États-Unis : comment Israël a perdu l’opinion

par Sébastien Lévi |  publié le 16/04/2026

L’alliance entre Israël et les États-Unis semblait indéfectible. Mais quelque chose s’est fissuré dans l’opinion américaine, et cette désaffection s’accélère. Un basculement aux conséquences dangereuses pour l’État hébreu.

Des manifestants se rassemblent devant le siège de Google à Chicago le 15 avril 2026 pour protester contre l'utilisation des impôts américains pour financer l'aide militaire à Israël. (Photo Jacek Boczarski / Anadolu via AFP)

L’État d’Israël tient debout grâce une armée puissante, une technologie de pointe et une société résiliente. Son autre atout stratégique est sa relation spéciale avec les États-Unis, aujourd’hui mise en péril par une dégradation continue de sa popularité auprès du peuple américain. Le dernier sondage du très réputé institut Pew, qui suit régulièrement l’état de l’opinion américaine dans sa relation avec Israël, peut légitimement inquiéter l’État hébreu.

Depuis 2022, la proportion d’Américains ayant une mauvaise opinion d’Israël est passée de 42 % à 60 %, avec une tendance particulièrement marquée chez les jeunes. En 2026, Israël est ainsi vu négativement par 70 % des 18-49 ans, contre 42 % en 2022, et c’est chez les jeunes républicains que l’effondrement est le plus net, avec une opinion négative à 60 % contre 35 % en 2022. Si l’alliance israélo-américaine demeure solide au niveau des gouvernements ou des coopérations militaires, ces chiffres représentent un risque immense pour Israël, avec un personnel politique qui ne pourra pas y rester insensible et qui devra adapter son discours en conséquence.

Démocrates et républicains en mutation

La tendance est déjà marquée chez les démocrates avec un ton plus dur (rejet du lobby pro-israélien historique AIPAC, volonté de conditionner l’aide à Israël), alors que 77 % des électeurs de ce parti estiment qu’un « génocide » a été commis à Gaza. Chez les républicains, la conjonction de la baisse de popularité déjà évoquée, de la hausse du sentiment isolationniste qui n’épargne pas Israël et du complotisme antisémite, alors que 45 % des jeunes républicains estiment que les Juifs mettent en péril le mode de vie américain, devrait aussi influencer les élus républicains à l’avenir, au-delà de l’alignement quasi complet entre l’administration Trump et le gouvernement israélien.

Ce dernier fait mine de ne pas noter cet effondrement, en vantant cette proximité avec Trump et les chrétiens évangéliques, et en réduisant toute critique d’Israël, même argumentée, même venant de la part d’amis historiques du pays, à une combinaison d’ignorance, de naïveté, d’antisémitisme et de haine de soi. Or, si l’antisémitisme s’exprime parfois par la critique radicale d’Israël et si l’ignorance peut conduire à des raccourcis simplistes, il est impossible de se contenter de ces explications pour expliquer la chute vertigineuse de la popularité qui conduit les Américains, pour la première fois, à exprimer plus de sympathie envers les Palestiniens qu’envers les Israéliens.

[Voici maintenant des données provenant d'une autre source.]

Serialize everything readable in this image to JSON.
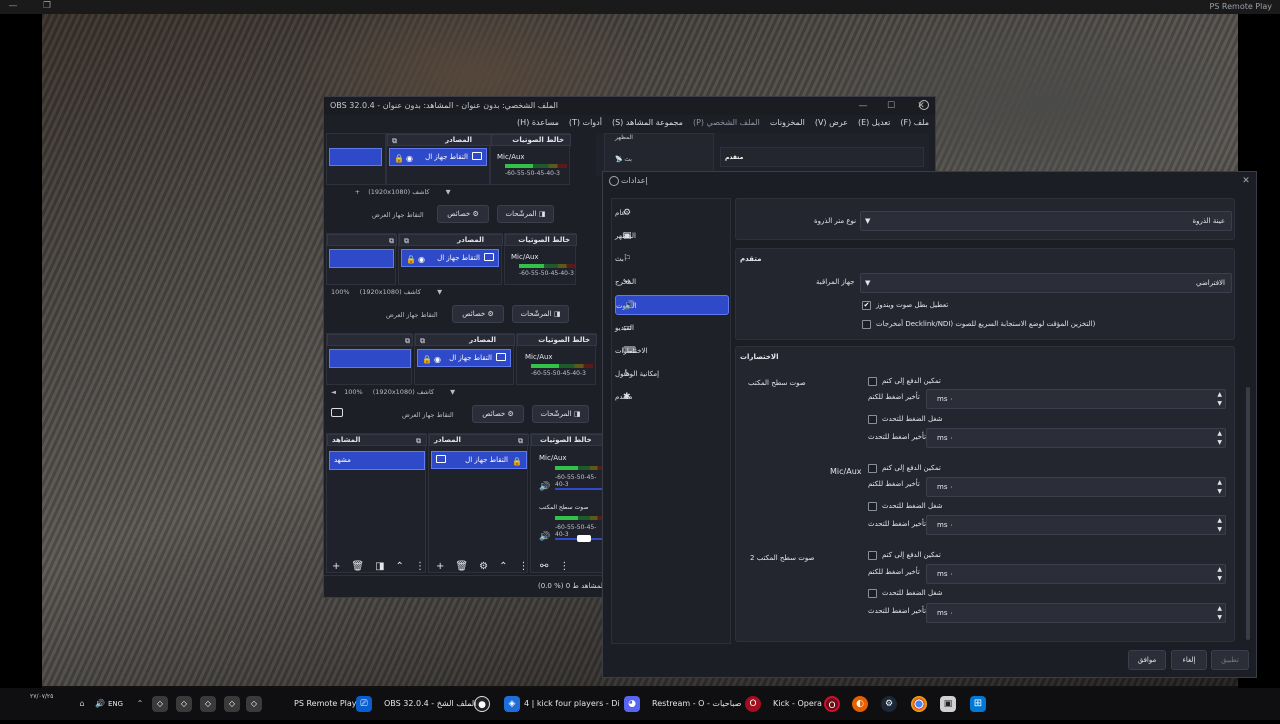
{
  "ps_remote": {
    "title": "PS Remote Play"
  },
  "obs": {
    "title": "OBS 32.0.4 - الملف الشخصي: بدون عنوان - المشاهد: بدون عنوان",
    "menu": [
      "ملف (F)",
      "تعديل (E)",
      "عرض (V)",
      "المخزونات",
      "الملف الشخصي (P)",
      "مجموعة المشاهد (S)",
      "أدوات (T)",
      "مساعدة (H)"
    ],
    "docks": {
      "scenes": "المشاهد",
      "sources": "المصادر",
      "mixer": "خالط الصوتيات",
      "scene_item": "مشهد",
      "source_item": "التقاط جهاز ال",
      "mic_aux": "Mic/Aux",
      "desktop_audio": "صوت سطح المكتب",
      "meter_ticks": "-60-55-50-45-40-3",
      "resolution_1": "(1920x1080) كاشف",
      "resolution_2": "(1920x1080) كاشف",
      "zoom": "100%",
      "properties": "خصائص",
      "filters": "المرشّحات",
      "display_capture": "التقاط جهاز العرض",
      "status": "(0.0 %) 0 المشاهد ط",
      "stream_label": "بث",
      "appearance_label": "المظهر",
      "advanced_label": "متقدم"
    }
  },
  "settings": {
    "title": "إعدادات",
    "nav": [
      "عام",
      "المظهر",
      "بث",
      "المخرج",
      "الصوت",
      "الفيديو",
      "الاختصارات",
      "إمكانية الوصول",
      "متقدم"
    ],
    "nav_icons": [
      "gear-icon",
      "palette-icon",
      "broadcast-icon",
      "output-icon",
      "speaker-icon",
      "video-icon",
      "keyboard-icon",
      "accessibility-icon",
      "tools-icon"
    ],
    "selected_nav": "الصوت",
    "peak_meter_label": "نوع متر الذروة",
    "peak_meter_value": "عينة الذروة",
    "advanced_title": "متقدم",
    "monitor_device_label": "جهاز المراقبة",
    "monitor_device_value": "الافتراضي",
    "disable_ducking": "تعطيل بطل صوت ويندوز",
    "disable_ducking_checked": true,
    "low_latency": "أمخرجات Decklink/NDI) التخزين المؤقت لوضع الاستجابة السريع للصوت)",
    "low_latency_checked": false,
    "hotkeys_title": "الاختصارات",
    "enable_ptm": "تمكين الدفع إلى كتم",
    "ptm_delay": "تأخير اضغط للكتم",
    "enable_ptt": "شغل الضغط للتحدث",
    "ptt_delay": "تأخير اضغط للتحدث",
    "ms_value": "ms ٠",
    "sources": [
      "صوت سطح المكتب",
      "Mic/Aux",
      "صوت سطح المكتب 2"
    ],
    "ok": "موافق",
    "cancel": "إلغاء",
    "apply": "تطبيق"
  },
  "taskbar": {
    "items": [
      "PS Remote Play",
      "OBS 32.0.4 - الملف الشخ",
      "4 | kick four players - Di",
      "Restream - O - صباحيات",
      "Kick - Opera"
    ],
    "lang": "ENG",
    "date": "٢٧/٠٧/٢٥"
  }
}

Gaza, un facteur aggravant

La guerre de Gaza, aussi légitime soit-elle à l’origine, a entraîné des pertes civiles qui ont heurté l’opinion publique américaine, notamment les jeunes, d’autant que cette guerre a été menée avec les armes et le soutien politique américains. L’impopularité personnelle de Netanyahou, y compris auprès des Juifs américains, pénalise aussi fortement l’État hébreu. Son alliance politique avec les extrémistes religieux et nationalistes, ses attaques contre la démocratie israélienne, son alignement avec Trump mais aussi avec des leaders illibéraux comme Orban, Milei ou Bolsonaro, sont autant de raisons qui expliquent l’affaiblissement du soutien à Israël, notamment chez les jeunes. Aux États-Unis, Netanyahou a choisi depuis longtemps de lier son sort personnel à celui des républicains. Ce choix lui explose aujourd’hui à la figure, avec la fin du soutien bipartisan à Israël. Ce choix a non seulement éloigné les démocrates, mais il ne garantit même plus le soutien des républicains, creusant ainsi le fossé entre les États-Unis et Israël et mettant en péril l’ensemble du soutien américain à Israël dans les prochaines années. S’il n’en est pas le seul responsable, Bibi le « magicien » aura été un artisan majeur de cette catastrophe stratégique pour l’État d’Israël.